毎年8月に開かれる篠山市の夏の祭典であり、篠山市が日本に誇る民謡「デカンショ節」の音頭にのって踊り明かす一大盆踊りの祭りです。「デカンショデカンショ♪」とう印象的な歌詞とリズムにのせて篠山の気候、特産品、風土などについてアピールするするデカンショ節は、その独特な曲調ながら定まった歌詞が決められておらず、全国各地では300曲以上のデカンショ節が歌い踊られています。発祥地である篠山市では数ある中から代表的なデカンショ10選が選出されており、市のアピールをするとともに祭りの中で踊り続けられています。

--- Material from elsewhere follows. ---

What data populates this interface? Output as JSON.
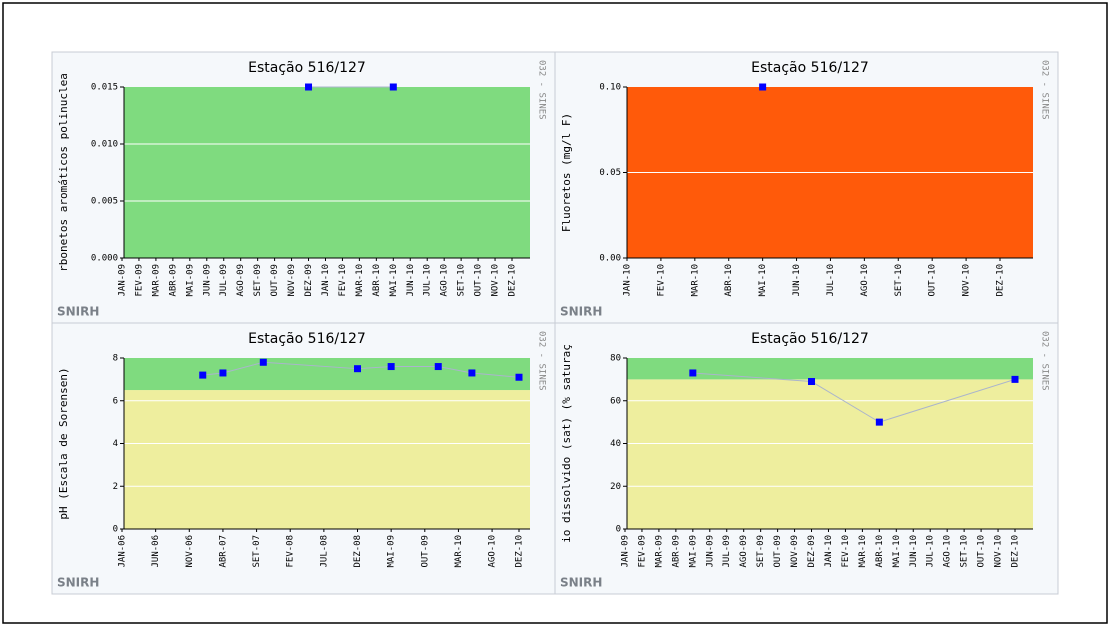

その起源は元来篠山でしか見られなかった「みつ節」という踊りが変形したものだといわれています。みつ節も何時頃始まったものかは定かではなく、その踊り方もデカンショと大差はありませんが、「ヤットコセ」という囃子言葉が用いられていたといいます。なぜ「デカンショ」という名前になっていったのかについては諸説あり

  • 「出稼ぎをしよう」という言葉が変化したもの
  • 盆踊りの中の「どっこいしょ」という歌詞が変化したもの
  • デカルト・カント・ショペンハーウエルといった哲学者の頭文字を並べたもの

といった語源説が唱えられていますが、いずれにせよみつ節上の囃子言葉を変化させたものが、シックリくるとして定着してしまったことに違いはないようです。

この豪快な響きのデカンショ節は全国にも知られていますが、それは明治頃館山の旅館で篠山出身の若者たちが大声で歌っていたところ、偶然その下の階に泊まっていた東京の学生たちの心を掴んだことがきっかけでした。曲を気に入った学生たちは歌を教えてもらい、東京に戻ってからも歌い広めたことで、デカンショ節は全国に広まっていったのだといいます。

祭り当日は篠山城跡の三の丸広場周辺を舞台に櫓を囲んでの総踊りや競演会で踊り明かす他、夜店町や花火大会でも大いに盛り上がり、真夏の篠山中をデカンショの響きが包み込んでいきます。